Representatividade Histórica e Política dos Negros no Brasil
O processo de abolição da escravidão no Brasil teve o negro como protagonista politico: 138 curtidas e 29 comentários.
A Abolição da escravidão no Brasil foi impulsionada pela resistência negra contra a imigração forçada da África. Essa resistência resultou na formação de quilombos e guerras, como a Revolta dos Malês na Bahia (1835) que exigiu o respeito a cultura muçulmana e abolição. Inúmeras revoltas de alcunho republicano durante o período imperial teve participação de pessoas negras. A Conjuração Baiana (1789) também tinha participação de ex-escravizados defendendo o o abolicionismo.

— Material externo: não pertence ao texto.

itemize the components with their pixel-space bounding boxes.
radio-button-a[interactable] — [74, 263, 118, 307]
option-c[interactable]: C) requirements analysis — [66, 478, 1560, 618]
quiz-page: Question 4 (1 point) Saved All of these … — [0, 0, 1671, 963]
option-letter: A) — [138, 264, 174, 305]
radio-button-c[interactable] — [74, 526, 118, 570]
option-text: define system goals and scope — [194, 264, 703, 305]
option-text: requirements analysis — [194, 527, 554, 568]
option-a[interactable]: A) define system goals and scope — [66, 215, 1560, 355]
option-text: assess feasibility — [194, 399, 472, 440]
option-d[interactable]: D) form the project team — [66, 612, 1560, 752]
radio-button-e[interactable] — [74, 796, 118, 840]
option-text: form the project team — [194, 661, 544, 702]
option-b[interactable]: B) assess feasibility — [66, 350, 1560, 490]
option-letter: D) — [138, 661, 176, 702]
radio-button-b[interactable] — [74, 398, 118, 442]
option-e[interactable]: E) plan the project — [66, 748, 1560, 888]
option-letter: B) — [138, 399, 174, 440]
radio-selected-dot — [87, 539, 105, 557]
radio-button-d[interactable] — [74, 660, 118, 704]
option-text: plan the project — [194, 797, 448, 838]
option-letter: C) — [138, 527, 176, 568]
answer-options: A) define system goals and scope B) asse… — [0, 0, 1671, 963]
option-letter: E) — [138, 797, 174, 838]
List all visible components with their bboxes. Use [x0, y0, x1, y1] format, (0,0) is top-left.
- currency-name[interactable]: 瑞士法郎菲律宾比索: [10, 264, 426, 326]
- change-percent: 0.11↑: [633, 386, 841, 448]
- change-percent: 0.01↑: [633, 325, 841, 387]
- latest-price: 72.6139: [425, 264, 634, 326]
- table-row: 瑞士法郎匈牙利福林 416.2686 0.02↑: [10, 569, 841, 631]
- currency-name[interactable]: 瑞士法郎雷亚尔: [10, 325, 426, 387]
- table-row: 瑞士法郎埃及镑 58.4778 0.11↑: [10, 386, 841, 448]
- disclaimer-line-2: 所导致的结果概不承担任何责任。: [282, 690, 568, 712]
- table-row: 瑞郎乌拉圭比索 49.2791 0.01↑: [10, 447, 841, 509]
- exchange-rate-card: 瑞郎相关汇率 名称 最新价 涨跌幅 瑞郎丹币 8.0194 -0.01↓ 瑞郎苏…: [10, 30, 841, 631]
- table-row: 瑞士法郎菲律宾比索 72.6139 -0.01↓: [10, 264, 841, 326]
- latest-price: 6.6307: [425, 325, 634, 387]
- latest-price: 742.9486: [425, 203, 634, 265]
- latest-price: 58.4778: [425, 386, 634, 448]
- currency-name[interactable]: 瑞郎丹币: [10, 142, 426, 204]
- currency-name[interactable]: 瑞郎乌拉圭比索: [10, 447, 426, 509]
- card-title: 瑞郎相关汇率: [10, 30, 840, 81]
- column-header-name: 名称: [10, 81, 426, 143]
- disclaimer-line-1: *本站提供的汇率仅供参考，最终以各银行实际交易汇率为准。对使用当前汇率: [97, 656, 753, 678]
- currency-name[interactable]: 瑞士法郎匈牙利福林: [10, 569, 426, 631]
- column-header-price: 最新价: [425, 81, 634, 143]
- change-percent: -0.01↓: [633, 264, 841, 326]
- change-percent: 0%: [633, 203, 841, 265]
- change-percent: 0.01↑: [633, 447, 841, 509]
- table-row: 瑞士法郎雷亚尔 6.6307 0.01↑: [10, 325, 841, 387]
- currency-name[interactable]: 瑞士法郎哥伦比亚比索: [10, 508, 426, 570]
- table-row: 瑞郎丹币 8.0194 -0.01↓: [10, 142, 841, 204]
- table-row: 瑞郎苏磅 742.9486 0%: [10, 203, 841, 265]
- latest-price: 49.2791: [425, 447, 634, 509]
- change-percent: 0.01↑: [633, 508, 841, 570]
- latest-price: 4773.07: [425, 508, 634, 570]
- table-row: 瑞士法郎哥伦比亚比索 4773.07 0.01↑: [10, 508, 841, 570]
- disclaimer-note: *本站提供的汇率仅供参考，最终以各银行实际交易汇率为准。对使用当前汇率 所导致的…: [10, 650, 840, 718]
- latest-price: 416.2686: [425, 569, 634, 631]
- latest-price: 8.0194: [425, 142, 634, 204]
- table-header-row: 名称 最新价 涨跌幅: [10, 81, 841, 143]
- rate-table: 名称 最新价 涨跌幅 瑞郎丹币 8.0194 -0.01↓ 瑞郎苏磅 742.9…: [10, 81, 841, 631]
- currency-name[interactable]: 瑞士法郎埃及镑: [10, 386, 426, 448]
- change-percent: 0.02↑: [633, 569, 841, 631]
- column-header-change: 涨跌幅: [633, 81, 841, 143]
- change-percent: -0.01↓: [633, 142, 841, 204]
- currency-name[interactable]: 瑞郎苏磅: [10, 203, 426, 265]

A base escravocrata do Brasil no passado, é o fundamento que temos para entender que o nosso País possui um racismo estrutural (ALMEIDA, 2018) já que a nossa sociedade historicamente sobrepõe brancos sobre os negros na pirâmide social.
A capoeira é resistência (AMARAL & SANTOS, 2015) uma forma de reagir à opressão dos brancos. Durante o século XVI até o fim do século XIX, a escravidão era legalizada. E quando temos movimentos que reagem contra-lei, temos uma desobediência civil.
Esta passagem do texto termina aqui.